Most who would probably never kill, commit adultery, or maliciously lie, have no problem blowing off God’s commandment for sabbath.
Sabbath is the Hebrew word for ‘cease.’ It is a holy time for rest and worship, for ceasing what you usually do. It’s a day when your “To Do” list has everything checked off.
The goal of human life is not productivity, but eternity. (That is why the unborn and elderly are so often mistreated–we don’t value people who are unproductive.)
God wants to receive from you 1/10 of your money and give to you 1/7 of your time.

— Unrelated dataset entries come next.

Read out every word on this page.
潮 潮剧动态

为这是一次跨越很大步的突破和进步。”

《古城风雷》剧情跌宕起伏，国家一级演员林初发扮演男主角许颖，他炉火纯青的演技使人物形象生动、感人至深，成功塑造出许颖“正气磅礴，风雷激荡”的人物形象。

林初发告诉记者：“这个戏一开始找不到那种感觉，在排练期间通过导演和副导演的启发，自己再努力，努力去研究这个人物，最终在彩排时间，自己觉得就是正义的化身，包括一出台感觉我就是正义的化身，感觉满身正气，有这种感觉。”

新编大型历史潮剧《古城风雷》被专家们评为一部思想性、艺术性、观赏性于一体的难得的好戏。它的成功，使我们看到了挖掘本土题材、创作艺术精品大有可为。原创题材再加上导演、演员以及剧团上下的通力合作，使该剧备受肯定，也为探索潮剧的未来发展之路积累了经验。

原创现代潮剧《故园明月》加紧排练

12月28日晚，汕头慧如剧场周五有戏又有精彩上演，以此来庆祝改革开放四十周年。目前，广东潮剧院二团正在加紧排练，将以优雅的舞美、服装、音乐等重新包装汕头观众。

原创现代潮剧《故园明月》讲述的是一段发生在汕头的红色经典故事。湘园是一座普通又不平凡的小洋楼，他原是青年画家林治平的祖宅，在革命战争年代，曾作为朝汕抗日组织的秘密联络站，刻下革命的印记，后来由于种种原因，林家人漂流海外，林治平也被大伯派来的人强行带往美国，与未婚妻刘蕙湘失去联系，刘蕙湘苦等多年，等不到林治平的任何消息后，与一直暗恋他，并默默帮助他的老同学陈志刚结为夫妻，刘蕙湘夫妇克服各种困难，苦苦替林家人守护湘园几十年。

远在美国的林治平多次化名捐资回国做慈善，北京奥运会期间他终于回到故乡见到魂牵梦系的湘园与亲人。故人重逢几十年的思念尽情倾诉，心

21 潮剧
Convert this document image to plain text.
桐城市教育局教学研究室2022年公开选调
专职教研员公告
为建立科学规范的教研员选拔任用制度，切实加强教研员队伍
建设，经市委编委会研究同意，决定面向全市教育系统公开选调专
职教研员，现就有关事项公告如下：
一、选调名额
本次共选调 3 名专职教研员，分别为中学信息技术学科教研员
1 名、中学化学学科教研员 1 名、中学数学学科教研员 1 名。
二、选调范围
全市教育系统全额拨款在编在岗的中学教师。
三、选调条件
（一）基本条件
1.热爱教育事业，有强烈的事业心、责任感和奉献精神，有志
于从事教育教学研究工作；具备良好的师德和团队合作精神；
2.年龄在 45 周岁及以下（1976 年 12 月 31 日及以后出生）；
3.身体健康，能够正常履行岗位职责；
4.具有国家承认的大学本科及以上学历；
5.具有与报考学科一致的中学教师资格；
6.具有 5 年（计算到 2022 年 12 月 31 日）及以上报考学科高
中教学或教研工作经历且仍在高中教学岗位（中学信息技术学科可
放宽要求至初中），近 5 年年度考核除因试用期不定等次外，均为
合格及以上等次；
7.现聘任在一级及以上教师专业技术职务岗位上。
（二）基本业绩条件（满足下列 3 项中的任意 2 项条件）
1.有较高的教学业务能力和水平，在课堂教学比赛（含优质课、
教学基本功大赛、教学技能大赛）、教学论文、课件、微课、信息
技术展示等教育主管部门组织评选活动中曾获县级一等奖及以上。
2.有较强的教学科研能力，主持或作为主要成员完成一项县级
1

A sabbath day should look like what you think of when you hear the word ‘holidays’ (originally “holy days”): going to church, enjoying a meal together, sitting around with family or friends.
The good news is: change happens. The way it is doesn’t have to be the way it is forever. You have nothing to be afraid of. Believe it or not, but you can stop working, and the world does not fall apart. God, not you, keeps the world spinning.
I challenge you to take next Sunday as a sabbath. Prepare for worship (don’t be up too late Saturday; don’t rush in late at 80 mph). Go to church. Rest with God and His people. Worship what deserves to be worshiped, and remove from the center of your heart that which doesn’t belong there. Then let the laundry sit, the grass grow. Sit. Wander. Stretch. Talk. Pray. Porch. Breathe deep. Sip a cup. Call a friend. Read your Bible. Then read this aloud: I’m not indispensible to anyone. Nothing I can do gives me my value. I do good things as a thankful response to the overwhelming blessings I have been given, but they are a response, not my value. My value comes from God who says, “I am His child, His beloved.”
Thus says the LORD GOD, “If you refrain from trampling the sabbath, from pursuing your own interests on my holy day; if you call the sabbath a delight and the holy day of the LORD honorable; if you honor it, not going your own ways, serving your own interests, or pursuing your own affairs; then you shall take delight in the LORD, and I will make you ride upon the heights of the earth” (Isaiah 58:13- 14a).
Does your 24 hours include even one solitary hour for prayer? for Bible study?
The LORD says, “Remember the sabbath day, and keep it holy” (Exodus 20:8).
Jesus says, “Come to me, all you who are weary and burdened, and I will give you rest” (Matthew 11:28).